Le Wall Street Journal note que Poutine lui-même s’est abstenu d’accuser directement l’Ukraine d’être impliquée dans l’acte terroriste. Au lieu de cela, il a déclaré que les terroristes présumés avaient fui vers l’Ukraine, où une « fenêtre ouverte » à la frontière leur était offerte.
Il est particulièrement intéressant de noter que même à la télévision russe, certains experts ont ouvertement soulevé des questions sur l’implication de l’Ukraine. Plutôt que de soutenir la version officielle, ils ont posé des questions gênantes sur pourquoi les services de sécurité russes ont mis plus d’une heure à réagir à l’attaque contre le « Crocus ».
Selon les analystes, un tel incident a sapé l’image du Kremlin en tant que garant fiable de la sécurité, ce qui pourrait avoir des conséquences graves pour le leader politique de la Russie. De plus, cet incident a semé la panique parmi la population et a souligné la nécessité de revoir les stratégies de sécurité dans le pays.

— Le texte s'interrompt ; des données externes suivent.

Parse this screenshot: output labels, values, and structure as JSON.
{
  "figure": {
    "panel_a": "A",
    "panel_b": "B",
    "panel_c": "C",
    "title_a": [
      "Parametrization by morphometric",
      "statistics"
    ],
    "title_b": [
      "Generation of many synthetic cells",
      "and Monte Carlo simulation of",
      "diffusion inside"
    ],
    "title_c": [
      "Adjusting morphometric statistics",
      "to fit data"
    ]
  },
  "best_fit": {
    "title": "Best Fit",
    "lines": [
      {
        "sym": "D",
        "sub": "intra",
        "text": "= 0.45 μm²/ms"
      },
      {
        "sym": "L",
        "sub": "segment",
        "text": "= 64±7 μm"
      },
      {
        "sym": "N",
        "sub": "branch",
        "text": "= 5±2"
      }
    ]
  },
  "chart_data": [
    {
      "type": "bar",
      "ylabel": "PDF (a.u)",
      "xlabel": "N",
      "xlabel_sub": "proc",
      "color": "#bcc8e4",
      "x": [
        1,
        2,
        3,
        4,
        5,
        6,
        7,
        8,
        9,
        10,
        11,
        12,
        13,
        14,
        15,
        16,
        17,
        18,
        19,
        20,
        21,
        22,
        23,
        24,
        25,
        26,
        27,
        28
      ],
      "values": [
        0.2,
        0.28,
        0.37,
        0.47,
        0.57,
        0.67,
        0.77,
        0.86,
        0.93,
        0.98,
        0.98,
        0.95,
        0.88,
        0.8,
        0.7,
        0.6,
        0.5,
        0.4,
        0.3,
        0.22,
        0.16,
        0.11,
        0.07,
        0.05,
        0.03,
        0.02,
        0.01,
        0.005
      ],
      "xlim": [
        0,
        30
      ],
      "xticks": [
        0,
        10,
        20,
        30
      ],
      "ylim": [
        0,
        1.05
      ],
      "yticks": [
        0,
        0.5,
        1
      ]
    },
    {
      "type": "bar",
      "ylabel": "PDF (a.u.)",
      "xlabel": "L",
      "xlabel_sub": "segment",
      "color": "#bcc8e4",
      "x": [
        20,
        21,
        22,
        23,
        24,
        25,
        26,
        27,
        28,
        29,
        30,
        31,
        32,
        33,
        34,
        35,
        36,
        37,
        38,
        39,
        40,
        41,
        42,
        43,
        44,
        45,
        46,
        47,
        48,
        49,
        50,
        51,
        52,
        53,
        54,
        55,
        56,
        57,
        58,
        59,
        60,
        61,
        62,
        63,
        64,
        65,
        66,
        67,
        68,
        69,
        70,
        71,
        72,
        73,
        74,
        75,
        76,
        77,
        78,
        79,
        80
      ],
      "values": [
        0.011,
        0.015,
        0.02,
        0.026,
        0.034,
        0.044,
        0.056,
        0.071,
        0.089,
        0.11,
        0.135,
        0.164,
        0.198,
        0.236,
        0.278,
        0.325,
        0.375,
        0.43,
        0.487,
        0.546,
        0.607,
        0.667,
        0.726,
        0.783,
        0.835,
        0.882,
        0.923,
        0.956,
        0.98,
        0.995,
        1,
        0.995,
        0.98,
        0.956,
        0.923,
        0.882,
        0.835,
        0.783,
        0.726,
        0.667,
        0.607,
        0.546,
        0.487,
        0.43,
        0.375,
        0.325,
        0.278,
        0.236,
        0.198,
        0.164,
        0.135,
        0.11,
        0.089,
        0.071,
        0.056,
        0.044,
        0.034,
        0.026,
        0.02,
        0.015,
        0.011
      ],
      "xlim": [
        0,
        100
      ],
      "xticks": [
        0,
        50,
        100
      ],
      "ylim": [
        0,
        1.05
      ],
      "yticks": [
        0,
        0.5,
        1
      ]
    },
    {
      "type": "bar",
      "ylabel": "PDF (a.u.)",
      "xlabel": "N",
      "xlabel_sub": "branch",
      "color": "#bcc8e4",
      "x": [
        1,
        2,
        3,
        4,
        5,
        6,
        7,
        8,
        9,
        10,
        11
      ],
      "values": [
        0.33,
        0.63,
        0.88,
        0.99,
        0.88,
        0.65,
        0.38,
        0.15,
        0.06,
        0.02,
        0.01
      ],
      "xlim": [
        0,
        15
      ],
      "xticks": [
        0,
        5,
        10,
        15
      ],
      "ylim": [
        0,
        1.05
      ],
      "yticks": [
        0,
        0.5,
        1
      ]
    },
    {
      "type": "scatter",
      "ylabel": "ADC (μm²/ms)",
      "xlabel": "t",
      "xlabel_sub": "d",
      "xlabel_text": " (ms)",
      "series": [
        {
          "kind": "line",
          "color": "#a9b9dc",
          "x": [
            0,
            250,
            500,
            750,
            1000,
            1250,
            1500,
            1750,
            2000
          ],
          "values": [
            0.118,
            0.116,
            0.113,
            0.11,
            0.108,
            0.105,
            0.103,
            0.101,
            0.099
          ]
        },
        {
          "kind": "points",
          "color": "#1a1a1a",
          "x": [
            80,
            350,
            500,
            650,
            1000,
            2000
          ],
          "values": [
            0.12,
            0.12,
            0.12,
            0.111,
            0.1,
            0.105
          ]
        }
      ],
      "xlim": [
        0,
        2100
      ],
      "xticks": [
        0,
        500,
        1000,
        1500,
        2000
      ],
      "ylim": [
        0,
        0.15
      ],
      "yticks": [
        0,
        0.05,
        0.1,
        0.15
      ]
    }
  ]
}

L’incident au « Crocus » rappelle que même les images politiques les plus soigneusement cultivées peuvent être mises à l’épreuve lorsqu’elles sont confrontées à une menace réelle pour la sécurité nationale. De tels incidents renforcent ceux qui critiquent le régime de Poutine et exigent des mesures plus transparentes et efficaces de la part des autorités au milieu d’une situation politique tendue.